Brownie, eve olumsuz düşüncelerle veya sihirli kötülüklerle gelen insanları kesinlikle hissedecek ve sahibine bunu bildirecektir. Örneğin kötü niyetli bir kişi her şeyini kaybeder, tabaklar bile kırılabilir. Kötü insanlar kaleci sizi hızlı bir şekilde evinizden atmaya çalışır, rahatsız olurlar ve mekanı bir an önce terk etme arzusu vardır.
Büyükbabalar, halk arasında brownie olarak da adlandırılan tatillerini 9-10 Şubat'ta kutlarlar. Bu bir nevi isim günü, bizim doğum günümüz. Brownie, Şubat ayının tüm geceleri büyülü kabul edildiğinden, ayın herhangi bir gecesinde tebrikleri "kabul etmeye" hazırdır. Onu tebrik etmeyi ve onu tatlı ve süt gibi lezzetli bir şeyle yatıştırmayı unutmayın. Browniler yemeyi çok sever elbette mecazi olarak bu kelimeyle yemeğin enerjisini ve aurasını emerler. Çoğunlukla tatlıları, her türlü unlu mamulleri ve suyu tercih ederler, alkollü içecek sağlamaya gerek yoktur, bu tür ikramlar karanlık varlıkları evin içine çeker. Sonuçta alkollü içecekler buharlaşma eğilimindedir, bu da evdeki atmosferi kötüleştirir ve olumsuzlukları çeker.

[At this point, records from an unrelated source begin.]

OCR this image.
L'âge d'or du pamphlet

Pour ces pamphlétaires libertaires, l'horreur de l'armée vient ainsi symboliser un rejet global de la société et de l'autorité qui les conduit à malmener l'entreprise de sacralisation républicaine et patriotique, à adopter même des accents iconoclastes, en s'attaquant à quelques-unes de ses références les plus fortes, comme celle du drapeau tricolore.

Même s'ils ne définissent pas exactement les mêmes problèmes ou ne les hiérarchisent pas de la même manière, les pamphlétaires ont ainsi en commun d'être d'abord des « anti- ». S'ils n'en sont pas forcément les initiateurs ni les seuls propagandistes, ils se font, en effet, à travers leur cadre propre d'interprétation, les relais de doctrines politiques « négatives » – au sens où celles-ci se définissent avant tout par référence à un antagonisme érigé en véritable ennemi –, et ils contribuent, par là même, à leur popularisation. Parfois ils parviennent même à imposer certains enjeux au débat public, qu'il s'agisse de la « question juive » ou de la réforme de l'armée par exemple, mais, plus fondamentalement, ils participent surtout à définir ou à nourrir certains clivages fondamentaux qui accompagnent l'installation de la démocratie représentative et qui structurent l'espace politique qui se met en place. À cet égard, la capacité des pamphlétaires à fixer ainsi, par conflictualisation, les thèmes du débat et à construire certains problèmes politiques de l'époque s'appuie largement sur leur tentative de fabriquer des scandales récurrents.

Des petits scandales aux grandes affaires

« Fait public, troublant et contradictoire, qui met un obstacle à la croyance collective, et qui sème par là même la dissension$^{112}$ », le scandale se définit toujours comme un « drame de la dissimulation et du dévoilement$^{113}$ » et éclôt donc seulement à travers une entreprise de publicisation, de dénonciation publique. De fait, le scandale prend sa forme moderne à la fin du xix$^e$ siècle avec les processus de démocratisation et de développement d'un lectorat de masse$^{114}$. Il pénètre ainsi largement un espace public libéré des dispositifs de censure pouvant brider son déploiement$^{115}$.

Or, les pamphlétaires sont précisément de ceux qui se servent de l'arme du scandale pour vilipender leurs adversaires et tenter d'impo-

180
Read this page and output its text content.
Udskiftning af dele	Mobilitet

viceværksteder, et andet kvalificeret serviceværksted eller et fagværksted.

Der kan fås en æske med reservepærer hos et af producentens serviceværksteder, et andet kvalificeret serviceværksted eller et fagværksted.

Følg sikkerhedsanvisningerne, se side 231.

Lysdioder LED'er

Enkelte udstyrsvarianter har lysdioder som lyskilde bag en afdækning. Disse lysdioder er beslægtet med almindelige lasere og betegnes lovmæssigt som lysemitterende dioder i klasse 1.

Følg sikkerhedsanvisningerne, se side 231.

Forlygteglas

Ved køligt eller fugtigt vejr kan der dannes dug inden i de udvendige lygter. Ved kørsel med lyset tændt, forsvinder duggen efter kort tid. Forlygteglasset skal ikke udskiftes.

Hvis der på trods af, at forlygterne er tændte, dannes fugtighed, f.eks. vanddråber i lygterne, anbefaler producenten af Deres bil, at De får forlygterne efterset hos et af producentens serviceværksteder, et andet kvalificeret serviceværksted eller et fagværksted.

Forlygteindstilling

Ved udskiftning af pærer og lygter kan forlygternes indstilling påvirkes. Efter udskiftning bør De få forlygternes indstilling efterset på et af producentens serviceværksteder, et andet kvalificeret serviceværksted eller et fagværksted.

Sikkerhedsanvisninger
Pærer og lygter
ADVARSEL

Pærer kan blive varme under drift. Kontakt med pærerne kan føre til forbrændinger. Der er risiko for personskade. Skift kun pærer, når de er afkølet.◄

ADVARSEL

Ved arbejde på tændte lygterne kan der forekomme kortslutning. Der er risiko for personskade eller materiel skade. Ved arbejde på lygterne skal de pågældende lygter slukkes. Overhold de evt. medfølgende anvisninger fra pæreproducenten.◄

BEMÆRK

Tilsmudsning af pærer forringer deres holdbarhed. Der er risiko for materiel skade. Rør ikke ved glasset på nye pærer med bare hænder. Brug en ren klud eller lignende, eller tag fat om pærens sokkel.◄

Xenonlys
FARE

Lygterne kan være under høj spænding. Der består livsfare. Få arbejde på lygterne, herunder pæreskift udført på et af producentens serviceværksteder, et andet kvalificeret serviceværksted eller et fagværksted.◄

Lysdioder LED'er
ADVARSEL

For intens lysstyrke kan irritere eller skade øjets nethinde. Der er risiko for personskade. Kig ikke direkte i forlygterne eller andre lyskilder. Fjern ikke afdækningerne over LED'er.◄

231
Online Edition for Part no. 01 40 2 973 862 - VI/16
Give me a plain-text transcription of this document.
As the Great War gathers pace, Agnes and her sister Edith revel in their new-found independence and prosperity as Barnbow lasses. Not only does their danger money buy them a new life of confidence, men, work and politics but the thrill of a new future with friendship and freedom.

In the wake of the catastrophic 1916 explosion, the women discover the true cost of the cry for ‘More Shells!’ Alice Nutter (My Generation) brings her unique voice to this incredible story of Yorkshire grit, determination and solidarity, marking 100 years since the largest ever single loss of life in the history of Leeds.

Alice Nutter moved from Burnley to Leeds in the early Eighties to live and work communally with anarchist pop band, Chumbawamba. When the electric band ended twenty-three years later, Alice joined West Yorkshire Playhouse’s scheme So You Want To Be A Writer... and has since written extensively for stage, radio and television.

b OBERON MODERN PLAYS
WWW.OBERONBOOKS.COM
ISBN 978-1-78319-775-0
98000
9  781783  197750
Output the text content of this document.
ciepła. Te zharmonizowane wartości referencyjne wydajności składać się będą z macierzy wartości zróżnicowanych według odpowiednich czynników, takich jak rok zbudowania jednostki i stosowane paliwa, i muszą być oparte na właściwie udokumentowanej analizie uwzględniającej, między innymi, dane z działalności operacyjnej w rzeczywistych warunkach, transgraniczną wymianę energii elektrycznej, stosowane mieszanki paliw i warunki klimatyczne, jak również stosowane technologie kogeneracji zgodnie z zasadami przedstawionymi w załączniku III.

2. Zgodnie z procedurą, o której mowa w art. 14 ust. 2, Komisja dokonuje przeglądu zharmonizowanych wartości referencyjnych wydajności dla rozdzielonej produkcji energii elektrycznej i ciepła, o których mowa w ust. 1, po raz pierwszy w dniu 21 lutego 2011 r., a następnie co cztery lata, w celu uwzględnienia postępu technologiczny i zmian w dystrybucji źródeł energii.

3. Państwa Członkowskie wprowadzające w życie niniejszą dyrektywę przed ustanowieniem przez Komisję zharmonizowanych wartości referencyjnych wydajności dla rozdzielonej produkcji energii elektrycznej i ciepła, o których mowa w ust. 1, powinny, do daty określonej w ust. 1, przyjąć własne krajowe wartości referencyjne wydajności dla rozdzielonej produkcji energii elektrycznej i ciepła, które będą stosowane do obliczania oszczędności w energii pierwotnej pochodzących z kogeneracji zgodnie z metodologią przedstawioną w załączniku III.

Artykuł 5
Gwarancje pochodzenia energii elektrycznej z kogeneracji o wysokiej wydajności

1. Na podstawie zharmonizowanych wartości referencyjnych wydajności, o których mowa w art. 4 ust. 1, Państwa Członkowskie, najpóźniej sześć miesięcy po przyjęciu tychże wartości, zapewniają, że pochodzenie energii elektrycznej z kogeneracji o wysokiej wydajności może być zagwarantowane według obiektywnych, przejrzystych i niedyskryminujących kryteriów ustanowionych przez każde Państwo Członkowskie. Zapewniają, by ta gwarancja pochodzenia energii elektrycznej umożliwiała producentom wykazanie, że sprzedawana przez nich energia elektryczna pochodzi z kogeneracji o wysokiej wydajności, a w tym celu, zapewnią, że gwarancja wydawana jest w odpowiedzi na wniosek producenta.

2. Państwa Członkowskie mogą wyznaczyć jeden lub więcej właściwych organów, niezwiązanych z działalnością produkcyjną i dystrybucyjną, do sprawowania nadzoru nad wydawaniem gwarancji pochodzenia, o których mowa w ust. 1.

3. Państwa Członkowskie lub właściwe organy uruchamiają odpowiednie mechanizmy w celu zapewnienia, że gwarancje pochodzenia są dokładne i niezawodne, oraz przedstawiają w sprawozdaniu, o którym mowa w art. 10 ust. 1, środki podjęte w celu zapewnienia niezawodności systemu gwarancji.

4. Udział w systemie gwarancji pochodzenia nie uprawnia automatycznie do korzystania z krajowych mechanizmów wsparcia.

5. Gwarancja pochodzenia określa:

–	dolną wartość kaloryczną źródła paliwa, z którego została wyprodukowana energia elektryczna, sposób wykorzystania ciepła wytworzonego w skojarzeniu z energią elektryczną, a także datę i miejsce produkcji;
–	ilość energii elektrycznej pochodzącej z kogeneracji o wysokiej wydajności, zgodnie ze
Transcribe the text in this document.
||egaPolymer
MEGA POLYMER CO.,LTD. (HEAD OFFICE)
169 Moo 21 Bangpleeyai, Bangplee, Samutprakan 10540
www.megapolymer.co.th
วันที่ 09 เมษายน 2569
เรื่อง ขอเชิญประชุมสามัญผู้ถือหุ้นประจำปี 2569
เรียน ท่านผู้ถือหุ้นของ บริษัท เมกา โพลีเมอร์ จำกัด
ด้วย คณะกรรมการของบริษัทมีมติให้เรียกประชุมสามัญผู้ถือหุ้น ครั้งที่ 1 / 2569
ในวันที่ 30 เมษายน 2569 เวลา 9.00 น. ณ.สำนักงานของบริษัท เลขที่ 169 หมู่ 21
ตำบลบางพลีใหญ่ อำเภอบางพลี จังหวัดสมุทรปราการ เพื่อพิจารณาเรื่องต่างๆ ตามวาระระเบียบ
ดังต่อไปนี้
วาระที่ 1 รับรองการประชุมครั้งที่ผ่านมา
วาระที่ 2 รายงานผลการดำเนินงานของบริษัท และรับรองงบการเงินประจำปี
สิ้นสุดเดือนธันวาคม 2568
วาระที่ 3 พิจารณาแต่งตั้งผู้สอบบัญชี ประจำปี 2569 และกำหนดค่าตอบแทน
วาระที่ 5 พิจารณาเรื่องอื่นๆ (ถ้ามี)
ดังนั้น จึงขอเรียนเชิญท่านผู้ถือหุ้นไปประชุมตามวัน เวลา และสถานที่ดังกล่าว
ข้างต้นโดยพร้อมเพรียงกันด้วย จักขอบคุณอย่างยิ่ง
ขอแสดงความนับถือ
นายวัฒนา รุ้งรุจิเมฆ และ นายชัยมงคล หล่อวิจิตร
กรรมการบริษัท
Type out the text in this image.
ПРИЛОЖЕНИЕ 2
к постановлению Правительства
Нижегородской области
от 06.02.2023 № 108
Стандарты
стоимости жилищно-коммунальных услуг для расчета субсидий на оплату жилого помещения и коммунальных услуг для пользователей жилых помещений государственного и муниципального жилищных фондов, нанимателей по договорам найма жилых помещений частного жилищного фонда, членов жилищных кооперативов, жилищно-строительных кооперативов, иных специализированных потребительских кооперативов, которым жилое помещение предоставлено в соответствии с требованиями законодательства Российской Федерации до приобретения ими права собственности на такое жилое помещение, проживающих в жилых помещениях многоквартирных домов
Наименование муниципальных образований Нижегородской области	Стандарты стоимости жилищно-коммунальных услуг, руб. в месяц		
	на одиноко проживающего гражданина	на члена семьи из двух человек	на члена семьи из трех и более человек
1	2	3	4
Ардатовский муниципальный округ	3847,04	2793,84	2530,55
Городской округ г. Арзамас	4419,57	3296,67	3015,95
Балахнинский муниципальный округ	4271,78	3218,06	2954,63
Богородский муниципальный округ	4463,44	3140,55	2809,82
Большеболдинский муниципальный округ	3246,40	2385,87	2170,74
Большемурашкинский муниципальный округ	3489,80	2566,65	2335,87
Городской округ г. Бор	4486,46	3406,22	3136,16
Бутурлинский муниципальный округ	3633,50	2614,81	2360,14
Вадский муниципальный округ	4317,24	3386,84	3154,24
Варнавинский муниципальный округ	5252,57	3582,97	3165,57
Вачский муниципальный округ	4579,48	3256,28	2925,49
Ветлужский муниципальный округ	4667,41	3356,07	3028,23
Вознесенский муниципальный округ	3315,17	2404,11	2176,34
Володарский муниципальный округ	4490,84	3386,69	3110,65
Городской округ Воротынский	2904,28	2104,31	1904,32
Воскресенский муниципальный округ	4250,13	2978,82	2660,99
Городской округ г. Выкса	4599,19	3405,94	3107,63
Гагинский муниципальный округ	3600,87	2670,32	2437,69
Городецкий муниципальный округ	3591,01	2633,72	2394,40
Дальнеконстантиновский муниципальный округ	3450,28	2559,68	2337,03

Brownie nazik bir yaratıktır ve onunla arkadaş olmanız gerekir. Onu sevmeyi ve saygı duymayı öğrenin, koruyucunun onurlandırıldığı yerde refah ve sevginin hüküm sürdüğünü unutmayın. sen iyi insanlar Hayatı gülümseyerek yaşayanlar için ev ruhu her zaman sahiplerinin yardımına koşar.